Mother and daughter Benjamin received a $2,600 settlement, Aggie Ronald and Fannie Millard $2,500. David Dalzell & Sons of South Egremont received $43 for repairs to the wagon, Mark Humphrey $85 for "care, board and expenses of the injured parties, at his house." Was it mentioned? Fairview Hospital wouldn't be built until 1913. The town had no hospital. The injured were given private care.
Dr. Richard Beebe was paid $25 to visit the Misses Ronald and Millard in Connecticut. Dr. Camp was paid $45 for medical attendance. Justin Dewey provided professional services in three lawsuits ($135.70), Henry C. Joyner the same. Total hit on the town budget: $5,569.40.
There may not have been a connection, but two of the three Selectmen were replaced in the 1881 election.
This was neither the first nor the last dramatic bridge disintegration in the Berkshires.
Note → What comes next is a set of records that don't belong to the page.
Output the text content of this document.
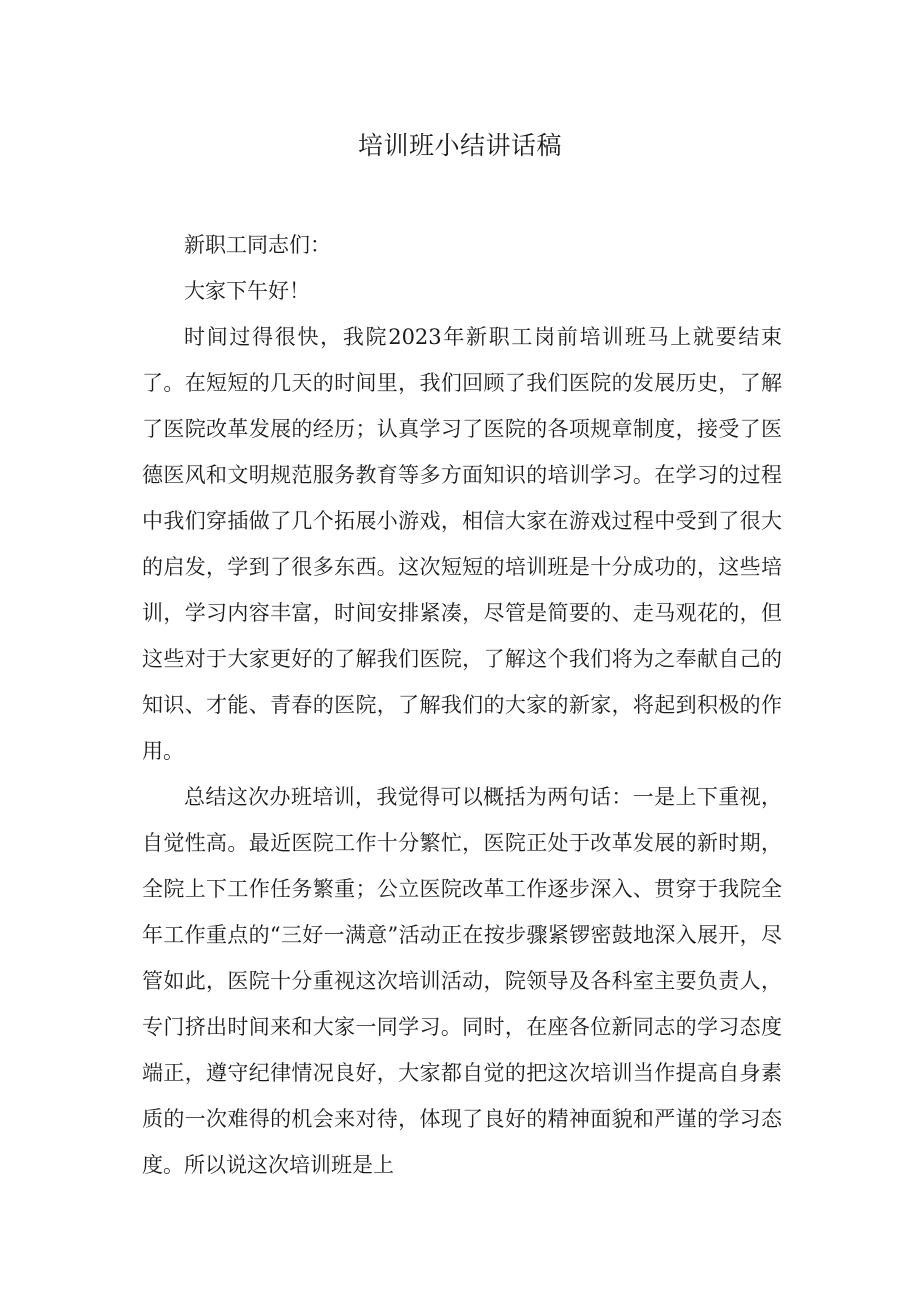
培训班小结讲话稿

新职工同志们：

大家下午好！

时间过得很快，我院2023年新职工岗前培训班马上就要结束了。在短短的几天的时间里，我们回顾了我们医院的发展历史，了解了医院改革发展的经历；认真学习了医院的各项规章制度，接受了医德医风和文明规范服务教育等多方面知识的培训学习。在学习的过程中我们穿插做了几个拓展小游戏，相信大家在游戏过程中受到了很大的启发，学到了很多东西。这次短短的培训班是十分成功的，这些培训，学习内容丰富，时间安排紧凑，尽管是简要的、走马观花的，但这些对于大家更好的了解我们医院，了解这个我们将为之奉献自己的知识、才能、青春的医院，了解我们的大家的新家，将起到积极的作用。

总结这次办班培训，我觉得可以概括为两句话：一是上下重视，自觉性高。最近医院工作十分繁忙，医院正处于改革发展的新时期，全院上下工作任务繁重；公立医院改革工作逐步深入、贯穿于我院全年工作重点的“三好一满意”活动正在按步骤紧锣密鼓地深入展开，尽管如此，医院十分重视这次培训活动，院领导及各科室主要负责人，专门挤出时间来和大家一同学习。同时，在座各位新同志的学习态度端正，遵守纪律情况良好，大家都自觉的把这次培训当作提高自身素质的一次难得的机会来对待，体现了良好的精神面貌和严谨的学习态度。所以说这次培训班是上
Not all of the collapses included fatalities. Wooden bridges were gradually replaced with iron bridges. The most recent similar tragedy was in the Glendale section of Stockbridge in 1974 when a sports car ran into the side of the 117-foot, all-metal parabolic bridge over the Housatonic River. The bridge collapsed.
Iron gave way to concrete and steel and the number of bridge failure diminished. But the need for regular maintenance has not gone away.
Bernard A. Drew is a regular Eagle contributor.